I would prefer a way to speed Matlab up
MATLAB uses Gauss elimination to compute the inverse of a general matrix (full rank, non-sparse, without any special properties) using mldivide and this is Θ(n3), where n is the size of the matrix. So, in your case, n=5000 and there are 1.25 x 1011 floating point operations. So on a reasonable machine with about 10 Gflops of computational power, you're going to require at least 12.5 seconds to compute the inverse and there is no way out of this, unless you exploit the "special properties" (if they're exploitable)
Inverting an arbitrary 5000 x 5000 matrix is not computationally easy no matter what language you are using. I would recommend looking into approximations. If your matrices are low rank, you might want to try a low-rank approximation M = USV'
Here are some more ideas from math-overflow:
https://mathoverflow.net/search?q=matrix+inversion+approximation
First suppose the eigen values are all 1. Let A be the Jordan canonical form of your matrix. Then you can compute A^{-1} using only matrix multiplication and addition by
A^{-1} = I + (I-A) + (I-A)^2 + ... + (I-A)^k
where k < dim(A). Why does this work? Because generating functions are awesome. Recall the expansion
(1-x)^{-1} = 1/(1-x) = 1 + x + x^2 + ...
This means that we can invert (1-x) using an infinite sum. You want to invert a matrix A, so you want to take
A = I - X
Solving for X gives X = I-A. Therefore by substitution, we have
A^{-1} = (I - (I-A))^{-1} = 1 + (I-A) + (I-A)^2 + ...
Here I've just used the identity matrix I in place of the number 1. Now we have the problem of convergence to deal with, but this isn't actually a problem. By the assumption that A is in Jordan form and has all eigen values equal to 1, we know that A is upper triangular with all 1s on the diagonal. Therefore I-A is upper triangular with all 0s on the diagonal. Therefore all eigen values of I-A are 0, so its characteristic polynomial is x^dim(A) and its minimal polynomial is x^{k+1} for some k < dim(A). Since a matrix satisfies its minimal (and characteristic) polynomial, this means that (I-A)^{k+1} = 0. Therefore the above series is finite, with the largest nonzero term being (I-A)^k. So it converges.

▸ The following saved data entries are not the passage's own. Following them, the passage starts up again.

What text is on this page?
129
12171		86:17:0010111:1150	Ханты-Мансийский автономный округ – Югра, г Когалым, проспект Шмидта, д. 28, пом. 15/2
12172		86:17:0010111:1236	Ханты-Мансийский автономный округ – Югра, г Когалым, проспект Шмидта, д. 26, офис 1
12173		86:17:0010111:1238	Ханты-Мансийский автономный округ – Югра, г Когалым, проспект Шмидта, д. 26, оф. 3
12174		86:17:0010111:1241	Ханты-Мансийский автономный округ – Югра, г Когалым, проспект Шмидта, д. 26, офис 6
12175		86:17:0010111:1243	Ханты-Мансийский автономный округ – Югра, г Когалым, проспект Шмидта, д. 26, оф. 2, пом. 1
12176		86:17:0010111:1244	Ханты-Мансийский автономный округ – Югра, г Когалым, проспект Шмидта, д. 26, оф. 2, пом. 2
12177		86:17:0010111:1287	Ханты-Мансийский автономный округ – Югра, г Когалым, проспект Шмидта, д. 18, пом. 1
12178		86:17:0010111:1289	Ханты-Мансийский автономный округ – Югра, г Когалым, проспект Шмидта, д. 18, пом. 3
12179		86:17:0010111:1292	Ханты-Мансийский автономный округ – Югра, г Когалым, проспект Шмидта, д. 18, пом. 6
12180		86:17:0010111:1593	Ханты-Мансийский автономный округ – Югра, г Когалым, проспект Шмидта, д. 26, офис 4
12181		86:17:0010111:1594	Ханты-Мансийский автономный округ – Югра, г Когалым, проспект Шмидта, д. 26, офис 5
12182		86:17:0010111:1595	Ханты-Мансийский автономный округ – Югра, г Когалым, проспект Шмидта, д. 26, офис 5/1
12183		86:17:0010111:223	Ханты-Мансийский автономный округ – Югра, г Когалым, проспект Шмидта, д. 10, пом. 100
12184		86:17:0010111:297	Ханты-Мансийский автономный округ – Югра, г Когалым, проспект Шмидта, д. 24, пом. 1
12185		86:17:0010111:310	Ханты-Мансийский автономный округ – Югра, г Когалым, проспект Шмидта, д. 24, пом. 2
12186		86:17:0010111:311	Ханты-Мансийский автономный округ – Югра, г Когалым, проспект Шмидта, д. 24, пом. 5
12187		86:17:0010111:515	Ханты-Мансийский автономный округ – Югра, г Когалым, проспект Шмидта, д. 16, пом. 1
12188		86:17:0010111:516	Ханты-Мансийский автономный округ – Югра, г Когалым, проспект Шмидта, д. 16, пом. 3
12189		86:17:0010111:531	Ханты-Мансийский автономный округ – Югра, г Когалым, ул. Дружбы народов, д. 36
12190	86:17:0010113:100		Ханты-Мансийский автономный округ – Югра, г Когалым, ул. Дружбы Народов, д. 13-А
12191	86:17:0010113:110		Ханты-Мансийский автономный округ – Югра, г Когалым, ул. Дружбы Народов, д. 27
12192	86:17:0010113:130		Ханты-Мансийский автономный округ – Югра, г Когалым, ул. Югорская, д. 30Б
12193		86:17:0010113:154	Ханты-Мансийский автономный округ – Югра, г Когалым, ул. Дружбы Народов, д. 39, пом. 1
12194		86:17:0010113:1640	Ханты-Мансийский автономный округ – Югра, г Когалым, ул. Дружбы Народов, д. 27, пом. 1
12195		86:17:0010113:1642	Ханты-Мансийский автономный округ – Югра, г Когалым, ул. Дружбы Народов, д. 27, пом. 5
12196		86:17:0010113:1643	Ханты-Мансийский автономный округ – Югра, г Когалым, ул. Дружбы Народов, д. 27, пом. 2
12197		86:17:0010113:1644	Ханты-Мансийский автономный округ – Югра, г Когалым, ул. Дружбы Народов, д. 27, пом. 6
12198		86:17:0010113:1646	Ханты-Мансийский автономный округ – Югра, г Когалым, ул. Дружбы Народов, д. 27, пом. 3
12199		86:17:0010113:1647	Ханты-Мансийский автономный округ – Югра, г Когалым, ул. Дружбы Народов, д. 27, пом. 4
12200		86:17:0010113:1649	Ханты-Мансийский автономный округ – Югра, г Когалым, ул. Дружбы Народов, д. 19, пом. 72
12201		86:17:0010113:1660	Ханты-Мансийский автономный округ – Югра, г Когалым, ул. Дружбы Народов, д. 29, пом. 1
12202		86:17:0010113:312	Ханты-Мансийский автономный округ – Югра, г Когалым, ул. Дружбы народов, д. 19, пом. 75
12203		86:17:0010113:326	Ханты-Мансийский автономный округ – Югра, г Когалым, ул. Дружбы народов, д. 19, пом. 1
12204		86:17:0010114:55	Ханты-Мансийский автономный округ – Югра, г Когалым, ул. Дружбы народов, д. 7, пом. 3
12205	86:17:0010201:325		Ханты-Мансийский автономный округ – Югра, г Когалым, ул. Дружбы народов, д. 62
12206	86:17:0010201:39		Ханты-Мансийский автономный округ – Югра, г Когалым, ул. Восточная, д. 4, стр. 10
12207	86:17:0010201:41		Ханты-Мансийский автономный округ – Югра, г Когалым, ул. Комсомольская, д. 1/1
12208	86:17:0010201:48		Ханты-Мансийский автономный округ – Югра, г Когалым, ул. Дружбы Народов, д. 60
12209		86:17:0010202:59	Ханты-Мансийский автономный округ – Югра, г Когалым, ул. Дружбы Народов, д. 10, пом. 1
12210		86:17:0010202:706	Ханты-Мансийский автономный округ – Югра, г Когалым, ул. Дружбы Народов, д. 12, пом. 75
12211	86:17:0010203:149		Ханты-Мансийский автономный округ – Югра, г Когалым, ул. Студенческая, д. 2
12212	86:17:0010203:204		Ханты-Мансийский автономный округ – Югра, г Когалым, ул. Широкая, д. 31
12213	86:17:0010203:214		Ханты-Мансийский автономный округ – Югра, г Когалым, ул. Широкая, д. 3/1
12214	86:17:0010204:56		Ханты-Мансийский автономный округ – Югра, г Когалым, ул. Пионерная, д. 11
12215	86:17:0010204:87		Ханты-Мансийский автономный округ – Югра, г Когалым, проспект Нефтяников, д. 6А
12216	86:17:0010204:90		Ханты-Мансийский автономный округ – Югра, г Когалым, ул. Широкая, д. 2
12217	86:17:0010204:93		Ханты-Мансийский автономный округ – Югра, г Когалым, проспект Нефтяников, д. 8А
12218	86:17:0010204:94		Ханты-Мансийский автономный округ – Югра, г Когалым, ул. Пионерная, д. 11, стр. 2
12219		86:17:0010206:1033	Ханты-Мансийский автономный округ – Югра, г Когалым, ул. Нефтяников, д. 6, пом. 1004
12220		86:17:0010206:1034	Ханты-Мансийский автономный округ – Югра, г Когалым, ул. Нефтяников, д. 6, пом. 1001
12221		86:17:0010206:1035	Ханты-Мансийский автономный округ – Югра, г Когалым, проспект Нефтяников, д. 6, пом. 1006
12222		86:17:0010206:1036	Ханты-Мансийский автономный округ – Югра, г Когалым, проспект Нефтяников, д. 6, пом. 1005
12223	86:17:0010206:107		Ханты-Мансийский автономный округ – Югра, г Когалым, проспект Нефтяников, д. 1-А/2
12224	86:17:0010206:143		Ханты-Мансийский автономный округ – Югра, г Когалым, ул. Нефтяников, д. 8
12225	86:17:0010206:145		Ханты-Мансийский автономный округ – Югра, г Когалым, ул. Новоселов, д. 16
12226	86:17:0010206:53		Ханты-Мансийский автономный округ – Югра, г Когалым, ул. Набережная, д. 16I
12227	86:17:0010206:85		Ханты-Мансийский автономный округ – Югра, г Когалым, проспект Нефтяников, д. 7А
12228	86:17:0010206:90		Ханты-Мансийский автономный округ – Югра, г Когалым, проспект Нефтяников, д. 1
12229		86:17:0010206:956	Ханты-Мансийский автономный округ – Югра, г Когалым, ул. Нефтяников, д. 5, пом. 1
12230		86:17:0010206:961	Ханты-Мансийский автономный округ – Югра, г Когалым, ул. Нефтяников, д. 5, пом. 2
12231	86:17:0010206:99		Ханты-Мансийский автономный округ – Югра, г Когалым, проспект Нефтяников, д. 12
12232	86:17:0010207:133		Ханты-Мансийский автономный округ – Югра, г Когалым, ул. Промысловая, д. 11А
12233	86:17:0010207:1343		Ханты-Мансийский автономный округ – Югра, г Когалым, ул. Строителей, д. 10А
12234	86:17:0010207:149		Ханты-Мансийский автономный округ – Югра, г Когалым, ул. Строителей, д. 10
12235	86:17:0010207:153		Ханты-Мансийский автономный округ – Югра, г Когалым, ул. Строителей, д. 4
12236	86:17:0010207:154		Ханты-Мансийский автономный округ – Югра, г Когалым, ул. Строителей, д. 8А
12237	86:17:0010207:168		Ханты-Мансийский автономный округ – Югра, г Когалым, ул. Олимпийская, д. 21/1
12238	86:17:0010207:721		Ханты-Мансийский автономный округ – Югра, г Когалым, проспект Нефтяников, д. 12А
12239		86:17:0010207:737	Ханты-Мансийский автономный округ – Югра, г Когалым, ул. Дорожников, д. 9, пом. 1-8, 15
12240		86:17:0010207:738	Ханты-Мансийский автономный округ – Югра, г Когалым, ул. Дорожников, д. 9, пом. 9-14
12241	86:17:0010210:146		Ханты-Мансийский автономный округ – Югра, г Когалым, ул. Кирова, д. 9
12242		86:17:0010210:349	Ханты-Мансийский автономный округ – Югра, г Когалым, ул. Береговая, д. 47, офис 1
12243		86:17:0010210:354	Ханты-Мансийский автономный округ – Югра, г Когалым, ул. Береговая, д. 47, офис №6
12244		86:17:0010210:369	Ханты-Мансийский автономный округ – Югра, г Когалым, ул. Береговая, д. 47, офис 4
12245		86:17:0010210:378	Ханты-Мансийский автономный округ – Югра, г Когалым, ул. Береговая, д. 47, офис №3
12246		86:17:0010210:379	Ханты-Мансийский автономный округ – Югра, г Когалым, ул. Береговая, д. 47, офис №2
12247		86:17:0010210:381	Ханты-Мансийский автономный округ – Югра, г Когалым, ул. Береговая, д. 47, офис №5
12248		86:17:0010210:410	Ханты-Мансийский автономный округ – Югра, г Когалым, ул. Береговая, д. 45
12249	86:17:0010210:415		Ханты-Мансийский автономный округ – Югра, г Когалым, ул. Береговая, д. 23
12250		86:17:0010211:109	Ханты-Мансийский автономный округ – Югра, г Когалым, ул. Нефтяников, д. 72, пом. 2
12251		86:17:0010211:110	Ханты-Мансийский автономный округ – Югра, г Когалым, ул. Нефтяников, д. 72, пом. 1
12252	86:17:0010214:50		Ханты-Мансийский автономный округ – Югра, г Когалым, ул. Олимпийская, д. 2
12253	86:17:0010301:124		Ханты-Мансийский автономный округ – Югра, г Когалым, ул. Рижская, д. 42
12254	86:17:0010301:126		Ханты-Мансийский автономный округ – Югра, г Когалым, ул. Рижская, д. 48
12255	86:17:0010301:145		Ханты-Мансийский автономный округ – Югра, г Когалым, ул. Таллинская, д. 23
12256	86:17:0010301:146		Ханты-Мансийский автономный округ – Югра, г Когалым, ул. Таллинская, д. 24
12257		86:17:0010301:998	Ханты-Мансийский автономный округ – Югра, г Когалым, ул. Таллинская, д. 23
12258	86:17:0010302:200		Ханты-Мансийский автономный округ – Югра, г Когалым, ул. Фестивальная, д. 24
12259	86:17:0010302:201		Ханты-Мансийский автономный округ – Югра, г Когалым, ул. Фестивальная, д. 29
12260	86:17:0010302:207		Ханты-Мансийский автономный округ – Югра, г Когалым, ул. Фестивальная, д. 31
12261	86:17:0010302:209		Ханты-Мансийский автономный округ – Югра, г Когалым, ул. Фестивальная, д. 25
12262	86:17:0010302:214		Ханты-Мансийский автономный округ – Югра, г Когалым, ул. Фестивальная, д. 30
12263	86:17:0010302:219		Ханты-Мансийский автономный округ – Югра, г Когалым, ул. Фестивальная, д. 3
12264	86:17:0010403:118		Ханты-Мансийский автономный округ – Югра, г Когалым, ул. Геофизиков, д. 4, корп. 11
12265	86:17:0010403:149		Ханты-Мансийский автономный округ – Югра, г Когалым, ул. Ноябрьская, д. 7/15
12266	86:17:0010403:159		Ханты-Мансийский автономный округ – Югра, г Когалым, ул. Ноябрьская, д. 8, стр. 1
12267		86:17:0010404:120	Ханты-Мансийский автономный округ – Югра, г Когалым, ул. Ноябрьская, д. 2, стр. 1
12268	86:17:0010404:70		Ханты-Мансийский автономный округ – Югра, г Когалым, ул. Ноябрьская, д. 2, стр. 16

Now, for the general case, put your matrix into Jordan form, so that you have a block triangular matrix, e.g.:
A 0 0
0 B 0
0 0 C
Where each block has a single value along the diagonal. If that value is a for A, then use the above trick to invert 1/a * A, and then multiply the a back through. Since the full matrix is block triangular the inverse will be
A^{-1} 0 0
0 B^{-1} 0
0 0 C^{-1}
There is nothing special about having three blocks, so this works no matter how many you have.
Note that this trick works whenever you have a matrix in Jordan form. The computation of the inverse in this case will be very fast in Matlab because it only involves matrix multiplication, and you can even use tricks to speed that up since you only need powers of a single matrix. This may not help you, though, if it's really costly to get the matrix into Jordan form.